We set up the centerline of the car using the framerails. This is a perimeter car, which means that the frame and suspension are equal on each side with no offsets allowed. We measured the distance from the bottom sidewall of each right-side tire to the centerline and adjusted the Panhard bar so that the right-side tire contact patches were lined up and parallel to the centerline. We did this before attempting to square the rear end because lateral movement of the rear end to line up the right sides will affect the rear alignment relative to the centerline.
We used the common 3-4-5 triangle method to create a line that was perpendicular to the centerline for rear square measurements.

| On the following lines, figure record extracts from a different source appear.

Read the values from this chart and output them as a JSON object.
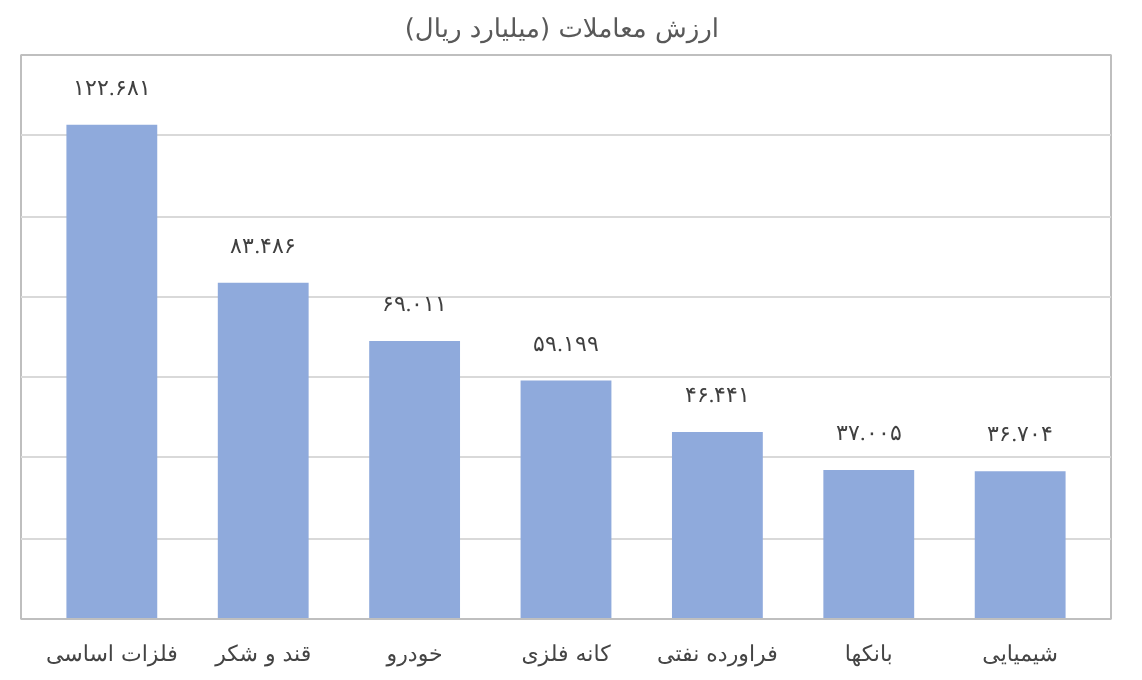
{
  "chart_data": {
    "type": "bar",
    "title": "ارزش معاملات  (میلیارد ریال)",
    "categories": [
      "فلزات اساسی",
      "قند و شکر",
      "خودرو",
      "کانه فلزی",
      "فراورده نفتی",
      "بانکها",
      "شیمیایی"
    ],
    "values": [
      122.681,
      83.486,
      69.011,
      59.199,
      46.441,
      37.005,
      36.704
    ],
    "value_labels": [
      "۱۲۲.۶۸۱",
      "۸۳.۴۸۶",
      "۶۹.۰۱۱",
      "۵۹.۱۹۹",
      "۴۶.۴۴۱",
      "۳۷.۰۰۵",
      "۳۶.۷۰۴"
    ],
    "color": "#8faadc",
    "ylim": [
      0,
      140
    ],
    "yticks": [
      {
        "value": 0,
        "label": null
      },
      {
        "value": 20,
        "label": null
      },
      {
        "value": 40,
        "label": null
      },
      {
        "value": 60,
        "label": null
      },
      {
        "value": 80,
        "label": null
      },
      {
        "value": 100,
        "label": null
      },
      {
        "value": 120,
        "label": null
      },
      {
        "value": 140,
        "label": null
      }
    ],
    "grid": "y",
    "tick_labels": "x"
  }
}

Once we had the marks on masking tape, we pulled a string over the marks and held the string with lead ballast.
Next, we dropped a plumb bob off the axle tube near the ends and measured back to a line that ran perpendicular to the centerline we had previously established. Project mechanics Kenny Hellyer (in hat) and Mark Jones take careful readings on tape. We adjusted the rear trailing arm (truck arms on this car) eccentric so that the rear end was exactly 90 degrees to the centerline.
Before we did our front-end adjustments, we locked the steering shaft with two vise-grip pliers (8th image). We centered the steering box, locked the shaft, and then did our bumpsteer check. Then we aligned the wheels to straight-ahead and set the toe. With this type of power steering, if the box is not centered, the power steering will always try to seek the center and pull on the wheel even when the wheels are pointed straight-ahead.

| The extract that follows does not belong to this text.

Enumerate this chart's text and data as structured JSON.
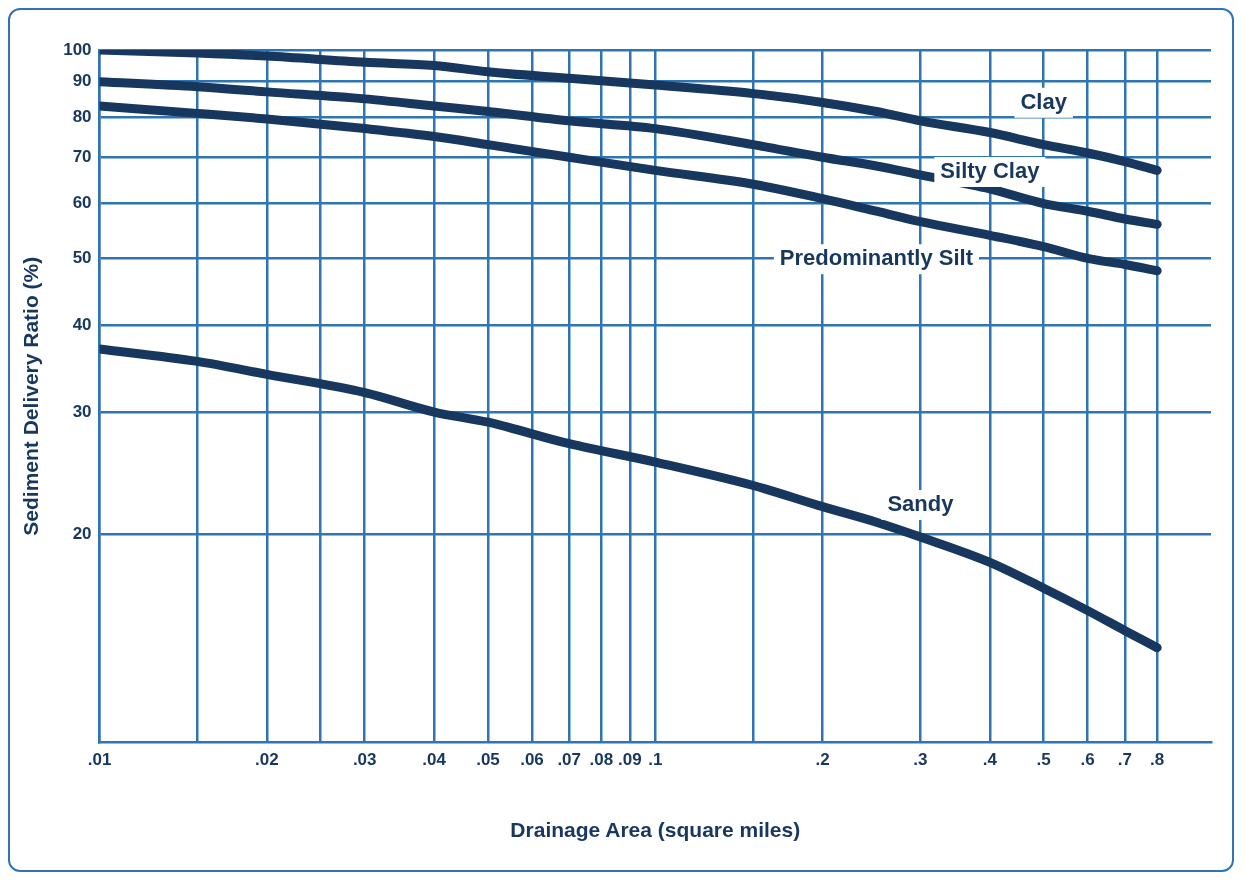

This adjustable, Coleman Racing-supplied front link replaces the shock for positioning the spindle for moment center measurements and bumpsteer checking. The rod is easily turned to adjust the height of the spindle to its relative position when at ride height (9th image). We need the spindle, along with the control arm angles, to be positioned correctly when the car is raised and supported on jackstands. In this case, for moment center measurements, the car was raised exactly 10 inches. This makes subtracting the height offset easy.
The next step was to adjust the front-end settings and check the bumpsteer. Kenny turns the adjuster while Mark reads the dials (page 2, 1st image). This Hess chassis was well designed, but we found that the slug in the right side of the drag link was installed upside down. Once we inverted that, the bumpsteer was perfect. The left side was installed correctly, and that, too, was perfect (within less than 10 thousandths of steering movement in 3 inches of travel).
We then checked Ackermann by stringing the tires out in front of the car 10 feet. We made a mark with the wheels straight-ahead and then a second mark for each wheel with the wheels turned about the same as they would be in the turns. We had less than 11/48 inch difference in the two sets of marks, which amounts to 0.029 inch, or about 11/432 inch, of added toe when the car is in the middle of the turns. That is minimal and acceptable for our purpose.
The right-rear fender posed a clearance problem when we moved the right-rear tire out to align it with the front tire. The body was hung with the rear end misaligned. So we had to use the common baseball bat method of creating a fender flare. It worked great. At the track, the tire never rubbed the fender.